Common US practice is to use .308"-diameter bullets in a bore which measures .300" (and .308" should be the groove diameter).
A 7.62mm barrel will probably have a bore diameter of .300", maybe +.001" or .002", and a .308" groove diameter (also +.001" or .002").
I believe that a bullet of .311" diameter will be too large, and may cause overpressure. The .311" bullet is made for .303"-diameter bores and .311"-diameter grooves (for example, .303 British).


----------



## gmaske (Jan 7, 2008)

Steve M1911A1 said:


> Common US practice is to use .308"-diameter bullets in a bore which measures .300" (and .308" should be the groove diameter).
> A 7.62mm barrel will probably have a bore diameter of .300", maybe +.001" or .002", and a .308" groove diameter (also +.001" or .002").
> I believe that a bullet of .311" diameter will be too large, and may cause overpressure. The .311" bullet is made for .303"-diameter bores and .311"-diameter grooves (for example, .303 British).
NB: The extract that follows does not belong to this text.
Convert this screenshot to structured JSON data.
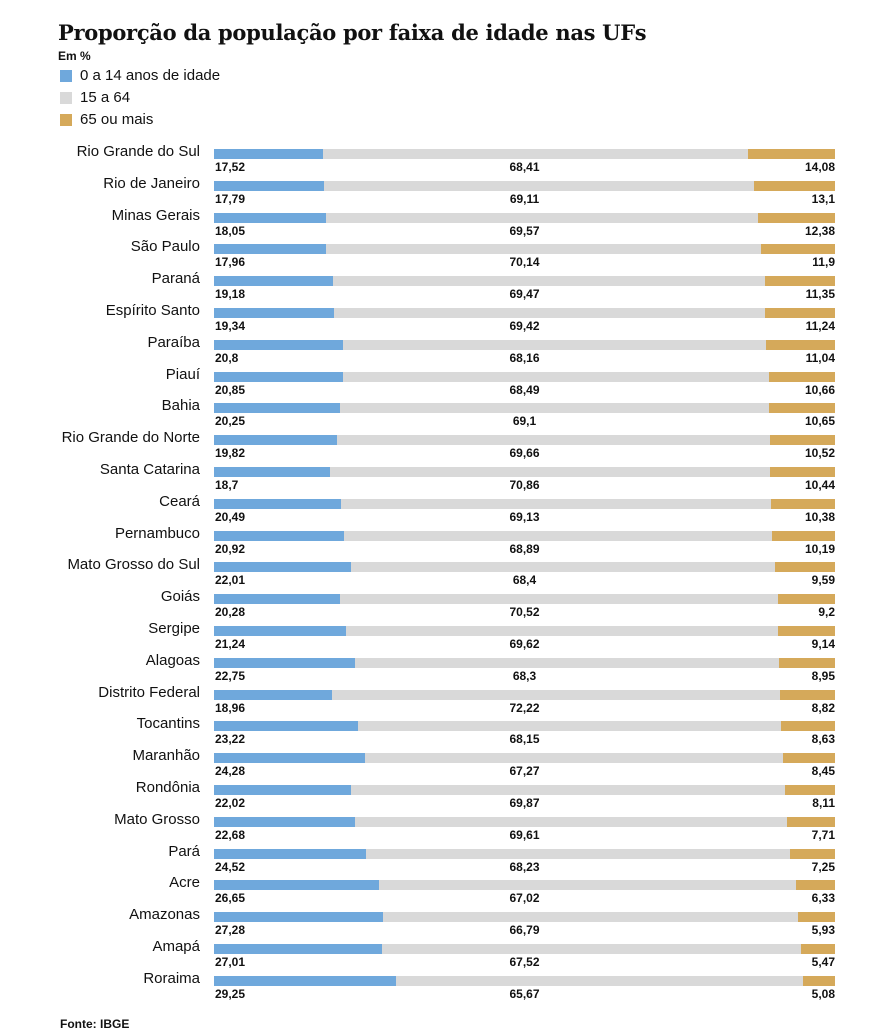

It would seem that .311 bullets are for the 7mm Jap and I'm getting some indication that some of the China made SKS's might be cut to that bore. When I do a search for 7.62x39 bullets it seem that the .310 is what is most common. There is a bigger choice of the .308 bullets by far. Loading data that I've looked at so far is pretty limited to a couple of bullet weights and types. It looks like from the artical that Bruce linked to that I'm gonna have to do a really deep clean first to get an accurate measurement. Interesting stuff.

Thanks Guys!


----------